When asked how the art therapy was helping him, Anderton is characteristically to-the-point. “It bypasses all this precognitive bullshit that we’ve developed to operate inside of our society," he says. "It’s a very patriarchal society. Everything’s linear and put in a box, and you do this to do that, you know what I mean? But art for me, and thinking about art and expressions of art bypasses all that. It totally skirts that cognitive, left-hemisphere thinking and it just goes right to your emotional side.”
Anderton continues: “The best example of that I’ve seen is with Barron Storey's work,” referring to Storey’s 2013 Suicide exhibition (full disclosure: the exhibition took place at Anno Domini Gallery, of which I am a co-founder). “I had to keep coming back. It was like a compulsion. He gets it. I feel like in his execution, what he drew, in the context it doesn’t have to make sense. I could look at any part of that and totally feel what he was feeling via proxy, my own projection, but I feel a kinship with him. I was in awe of both his honesty and the content.”
Anderton continued seeking other ways to express himself artistically. “I’ve always been a micro-to-macro thinker,” he tells me, “just on an endless treadmill. How far does this go? One of the things I’ve come to the conclusion on is that all things are relative. They are all interrelated and each discipline is a different manifestation of the same concept.”
This sort of thinking led Anderton to exploring sacred geometry through his artistic practice. “I would see these things and I would see the math behind it and it was like an alien joy,” said Anderton. “I really believe that all things intertwine. There’s no separation from anything or anyone. They’re just different expressions.”
Anderton journeyed into these concepts originally creating large paintings on canvas. Staying true to his micro-to-macro tendencies, Anderton eventually found himself on the beach one day dragging a piece of driftwood, drawing patterns in the sand until the next wave would roll in, erasing his marks.
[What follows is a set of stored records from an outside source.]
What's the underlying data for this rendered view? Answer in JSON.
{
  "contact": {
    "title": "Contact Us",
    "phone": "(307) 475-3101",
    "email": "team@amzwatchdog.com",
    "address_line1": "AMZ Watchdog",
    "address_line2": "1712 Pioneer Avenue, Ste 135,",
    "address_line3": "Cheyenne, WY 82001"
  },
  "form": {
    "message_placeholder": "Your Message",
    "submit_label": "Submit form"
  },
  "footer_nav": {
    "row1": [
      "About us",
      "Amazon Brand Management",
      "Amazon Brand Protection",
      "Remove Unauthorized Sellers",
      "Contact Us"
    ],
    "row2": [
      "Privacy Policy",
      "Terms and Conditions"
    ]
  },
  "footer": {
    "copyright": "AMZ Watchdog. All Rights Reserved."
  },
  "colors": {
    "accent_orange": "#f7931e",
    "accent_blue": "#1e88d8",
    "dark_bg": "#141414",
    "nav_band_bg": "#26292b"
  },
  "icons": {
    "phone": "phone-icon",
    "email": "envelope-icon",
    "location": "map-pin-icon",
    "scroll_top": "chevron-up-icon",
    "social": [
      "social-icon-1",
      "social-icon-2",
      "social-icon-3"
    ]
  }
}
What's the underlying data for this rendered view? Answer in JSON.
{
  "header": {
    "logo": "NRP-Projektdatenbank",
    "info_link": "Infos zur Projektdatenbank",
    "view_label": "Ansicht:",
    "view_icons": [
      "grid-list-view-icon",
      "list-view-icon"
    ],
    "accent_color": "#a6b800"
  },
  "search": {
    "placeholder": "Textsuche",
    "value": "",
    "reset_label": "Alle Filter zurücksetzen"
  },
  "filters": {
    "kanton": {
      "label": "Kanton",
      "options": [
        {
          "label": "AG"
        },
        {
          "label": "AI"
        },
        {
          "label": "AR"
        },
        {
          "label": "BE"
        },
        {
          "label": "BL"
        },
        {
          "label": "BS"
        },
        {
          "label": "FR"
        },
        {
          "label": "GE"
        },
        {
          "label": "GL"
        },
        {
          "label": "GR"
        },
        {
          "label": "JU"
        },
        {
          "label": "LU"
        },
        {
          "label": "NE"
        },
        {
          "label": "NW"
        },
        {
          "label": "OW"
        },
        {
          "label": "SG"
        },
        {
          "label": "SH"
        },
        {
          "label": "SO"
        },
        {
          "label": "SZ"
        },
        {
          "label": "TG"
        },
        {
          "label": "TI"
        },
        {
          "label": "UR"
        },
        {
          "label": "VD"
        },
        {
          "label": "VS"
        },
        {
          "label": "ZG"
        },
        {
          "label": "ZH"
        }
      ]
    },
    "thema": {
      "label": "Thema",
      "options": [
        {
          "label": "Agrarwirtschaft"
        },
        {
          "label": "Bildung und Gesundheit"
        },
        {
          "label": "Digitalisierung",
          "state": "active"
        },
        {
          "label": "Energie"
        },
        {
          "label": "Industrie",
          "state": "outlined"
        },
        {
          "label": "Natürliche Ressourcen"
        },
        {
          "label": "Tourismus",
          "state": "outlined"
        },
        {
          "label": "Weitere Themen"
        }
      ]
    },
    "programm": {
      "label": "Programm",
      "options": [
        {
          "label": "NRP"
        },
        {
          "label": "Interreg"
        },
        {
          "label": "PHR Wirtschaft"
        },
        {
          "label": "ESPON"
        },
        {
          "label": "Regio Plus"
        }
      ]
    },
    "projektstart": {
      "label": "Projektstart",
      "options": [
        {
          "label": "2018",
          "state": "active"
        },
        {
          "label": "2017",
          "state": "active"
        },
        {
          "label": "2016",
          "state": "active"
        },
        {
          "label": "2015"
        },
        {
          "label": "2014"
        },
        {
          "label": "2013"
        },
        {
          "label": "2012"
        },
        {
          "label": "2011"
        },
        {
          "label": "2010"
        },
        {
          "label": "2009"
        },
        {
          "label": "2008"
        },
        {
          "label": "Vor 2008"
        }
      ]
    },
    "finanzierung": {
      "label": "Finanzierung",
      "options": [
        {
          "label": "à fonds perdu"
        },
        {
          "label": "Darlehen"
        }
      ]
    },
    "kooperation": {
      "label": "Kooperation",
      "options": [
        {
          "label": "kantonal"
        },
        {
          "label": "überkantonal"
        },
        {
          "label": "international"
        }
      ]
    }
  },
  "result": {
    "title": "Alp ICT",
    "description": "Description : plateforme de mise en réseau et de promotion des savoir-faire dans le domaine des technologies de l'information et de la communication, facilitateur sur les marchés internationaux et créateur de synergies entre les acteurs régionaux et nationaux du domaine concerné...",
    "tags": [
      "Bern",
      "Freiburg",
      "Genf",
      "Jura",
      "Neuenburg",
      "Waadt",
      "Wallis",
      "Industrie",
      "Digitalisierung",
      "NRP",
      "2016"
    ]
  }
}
His compulsion to see how far he can take something has since evolved into creating giant intricate drawings in the sand during low tide. He’s traded the driftwood for ropes, spikes and an assortment of rakes. On the day I visited him back in January at Pomponio State Beach in San Gregorio, Anderton had sketched out a grid in the sand before I arrived -- and proceeded to create a large, intricate sand drawing as I and other curious passersby looked on. Knowing Anderton’s condition, that’s a remarkable feat. The large temporary mandala-like drawings can take him hours to create; most days he can hardly stand for more than a few minutes at a time without the pain creeping in.
Weather and body permitting, you can find Anderton along the coast between Santa Cruz and Half Moon Bay a few times a week. It’s as much a meditation for him at this point as it is an expression of art.
“It really doesn’t matter what it is you do. As long as you are awake and present and moving, that is your path," Anderton says. "It’s what you are here to do. As long as you are up and experiencing things, you are walking that path.”